Article 2 : L’exécution de la décision implicite née le 9 septembre 2025 par laquelle le préfet de la Seine-Saint-Denis a rejeté la demande de renouvellement de titre de séjour de Mme A… est suspendue.
Article 3 : L’Etat versera à Me Arrom une somme de 800 euros en application des dispositions du deuxième alinéa de l’article 37 de la loi du 10 juillet 1991 et de l’article L. 761-1 du code de justice administrative, sous réserve que celle-ci renonce à percevoir la somme correspondant à la part contributive de l’Etat.

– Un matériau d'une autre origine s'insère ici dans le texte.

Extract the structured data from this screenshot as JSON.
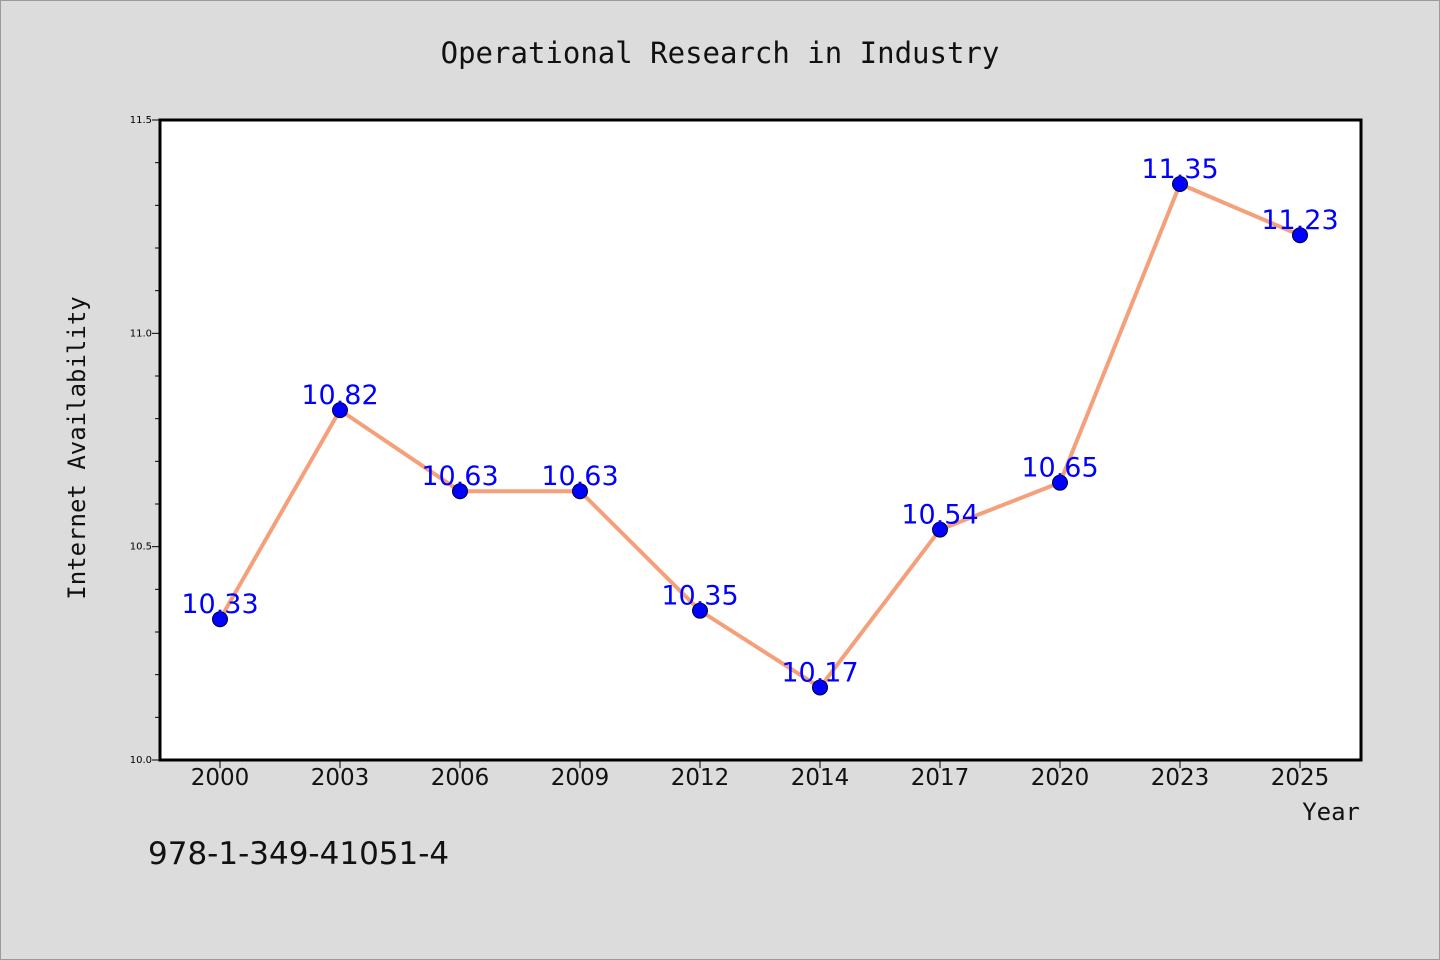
{
  "chart_data": {
    "type": "line",
    "title": "Operational Research in Industry",
    "xlabel": "Year",
    "ylabel": "Internet Availability",
    "categories": [
      "2000",
      "2003",
      "2006",
      "2009",
      "2012",
      "2014",
      "2017",
      "2020",
      "2023",
      "2025"
    ],
    "series": [
      {
        "values": [
          10.33,
          10.82,
          10.63,
          10.63,
          10.35,
          10.17,
          10.54,
          10.65,
          11.35,
          11.23
        ]
      }
    ],
    "data_labels": [
      "10.33",
      "10.82",
      "10.63",
      "10.63",
      "10.35",
      "10.17",
      "10.54",
      "10.65",
      "11.35",
      "11.23"
    ],
    "ylim": [
      10.0,
      11.5
    ],
    "yticks": [
      "10.0",
      "10.5",
      "11.0",
      "11.5"
    ],
    "grid": false,
    "colors": {
      "line": "#f4a07a",
      "marker": "#0000ff",
      "label": "#0000ff",
      "background": "#dcdcdc",
      "plot_area": "#ffffff"
    }
  },
  "annotation": "978-1-349-41051-4"
}
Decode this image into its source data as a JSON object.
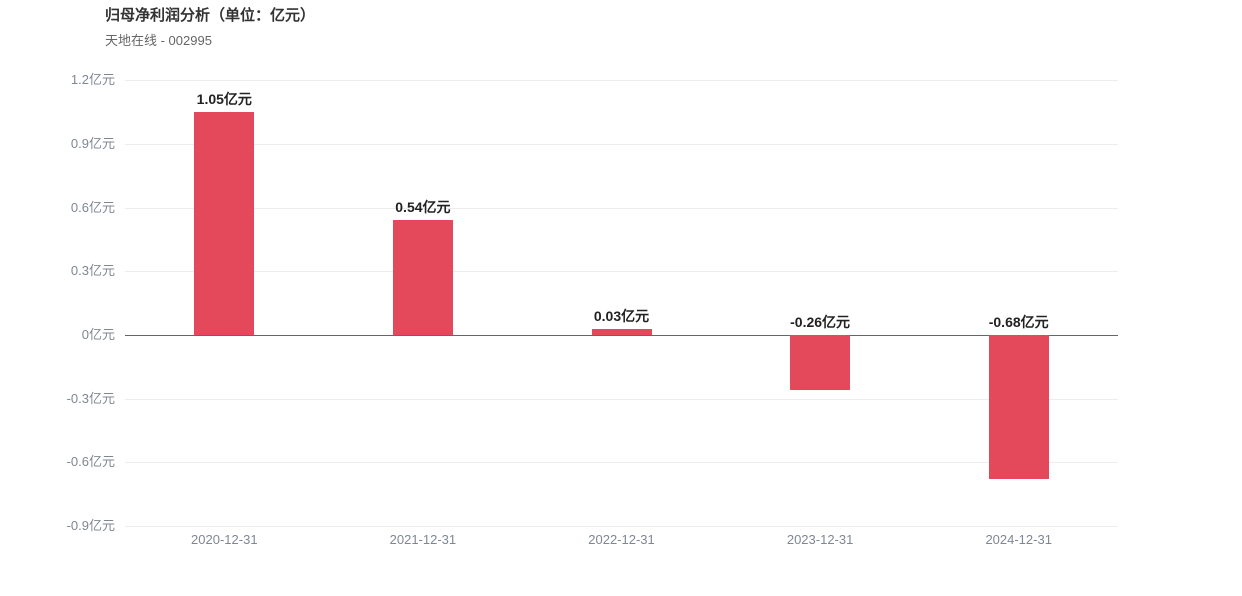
{
  "header": {
    "title": "归母净利润分析（单位：亿元）",
    "subtitle": "天地在线 - 002995"
  },
  "chart_data": {
    "type": "bar",
    "title": "归母净利润分析（单位：亿元）",
    "subtitle": "天地在线 - 002995",
    "company": "天地在线",
    "stock_code": "002995",
    "unit": "亿元",
    "categories": [
      "2020-12-31",
      "2021-12-31",
      "2022-12-31",
      "2023-12-31",
      "2024-12-31"
    ],
    "values": [
      1.05,
      0.54,
      0.03,
      -0.26,
      -0.68
    ],
    "data_labels": [
      "1.05亿元",
      "0.54亿元",
      "0.03亿元",
      "-0.26亿元",
      "-0.68亿元"
    ],
    "ylim": [
      -0.9,
      1.2
    ],
    "ytick_step": 0.3,
    "ytick_labels": [
      "1.2亿元",
      "0.9亿元",
      "0.6亿元",
      "0.3亿元",
      "0亿元",
      "-0.3亿元",
      "-0.6亿元",
      "-0.9亿元"
    ],
    "xlabel": "",
    "ylabel": "",
    "grid": true,
    "legend_position": "none",
    "colors": {
      "bar": "#e4495b",
      "grid_line": "#ebedf0",
      "zero_line": "#666666",
      "tick_label": "#7f8794",
      "data_label": "#222222",
      "title": "#333333",
      "subtitle": "#666666",
      "background": "#ffffff"
    }
  }
}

Dans le cas où l’aide juridictionnelle ne serait pas accordée par le bureau d’aide juridictionnelle, cette même somme sera versée à Mme A… en application des dispositions de l’article L. 761-1 du code de justice administrative.
Article 4 : Le surplus des conclusions de la requête est rejeté.
Article 5 : La présente ordonnance sera notifiée à Mme B… A…, à Me Arrom et au ministre de l’intérieur.
Copie en sera adressée au préfet de la Seine-Saint-Denis.
Fait à Montreuil, le 22 janvier 2026.
Le juge des référés,
T. Breton
La République mande et ordonne au ministre de l’intérieur en ce qui le concerne ou à tous commissaires de justice à ce requis en ce qui concerne les voies de droit commun contre les parties privées, de pourvoir à l’exécution de la présente décision.